MA - Dois anos sem projectos para cantar ao público é bastante tempo. Em o quê está a trabalhar?
MH - Neste momento estou a dedicar-me a literatura. Tenho duas obras em andamento e tenho investido o tempo para terminar as mesmas. Uma tem o título "O beijo da concubina" que acontece em dois espaços geográficos, Cidade de Maputo e Belo Horizonte. É um pouco da história da nossa sociedade moçambicana. O beijo é dado a um solteiro pela uma mulher casada. A outra obra é "O erguer da criança moçambicana" um retrato de dilemas, vivências do nosso país. A minha escrita está mais voltada para a crítica construtiva com enfoque a política, a governação, a cumplicidade da sociedade em actos insanos dos dirigentes, a violação de direitos humanos entre outros temas presentes na nossa amada pátria.
MA - De cantor para escritor, como nasce o ser escritor em si?
MH - Eu estive rodeado de maior riqueza da humanidade. A cultura pela literatura em nossa casa era obrigatória e, havia uma biblioteca com inúmeros livros de prosas, romances, contos, etc. O falecido escritor Eduardo White que casara com a minha prima, um companheiro indescritível, alimentou a minha paixão pela escrita. Fernando Pessoa que, quase tinhamos todas as obras literárias dele, também serviu de uma "baliza" para marcar meus golos de letras nos papéis. Muitos e outros autores moçambicanos e além fronteiras fizeram parte do meu quotidiano.
MA - Esta diversidade cultural leva-nos a considerar-lhe artista de fundo que pinta às cores qualquer arte. Para já, em que área se concentra a sua inspiração artística?
MH - Artes plásticas. Sou fascinado pelas pinturas, as imagens, as cores, o representado em telas. Isso porque, para eu representar o meu pensamento desenho primeiro em mente, para produzir a letra de uma música desenho antes em uma tela imaginária, para escrever o texto há um quadro presente que precisa ser pintado para dar vida as letras e represento toda minha vida em artes plásticas, elas dão-me equilíbrio emocional e espiritual.
MA - Se tudo que faz primeiro pinta, quantos quadros já pintou e publicou?

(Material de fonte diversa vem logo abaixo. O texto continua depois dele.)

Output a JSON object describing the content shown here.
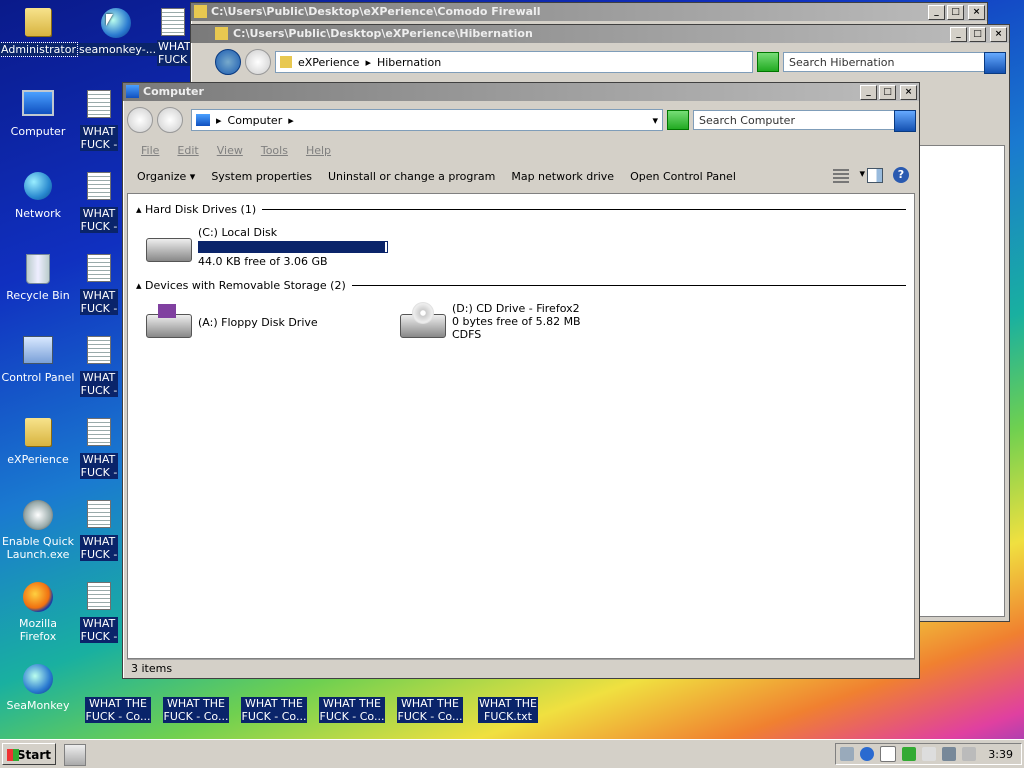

MH - Tenho muita admiração pelos artistas plásticos. A forma que costuram as informações na tela, a mistura das cores para dizerem o que pretendem transmitir para o público. Minhas peças só ajudam-me a representar o espiritual em realidade. Daí que nunca publiquei os quadros. Fico desafiado e acho-me menor diante dos gigantes de peças plásticas. Eis o receio de apenas as armazenar em meus aposentos.
MA - Marcus Harris é ousado em desafiar-se diante dos classificados aos melhores da música e escrita, mas se diminui face aos artistas plásticos. Que sentimento é este?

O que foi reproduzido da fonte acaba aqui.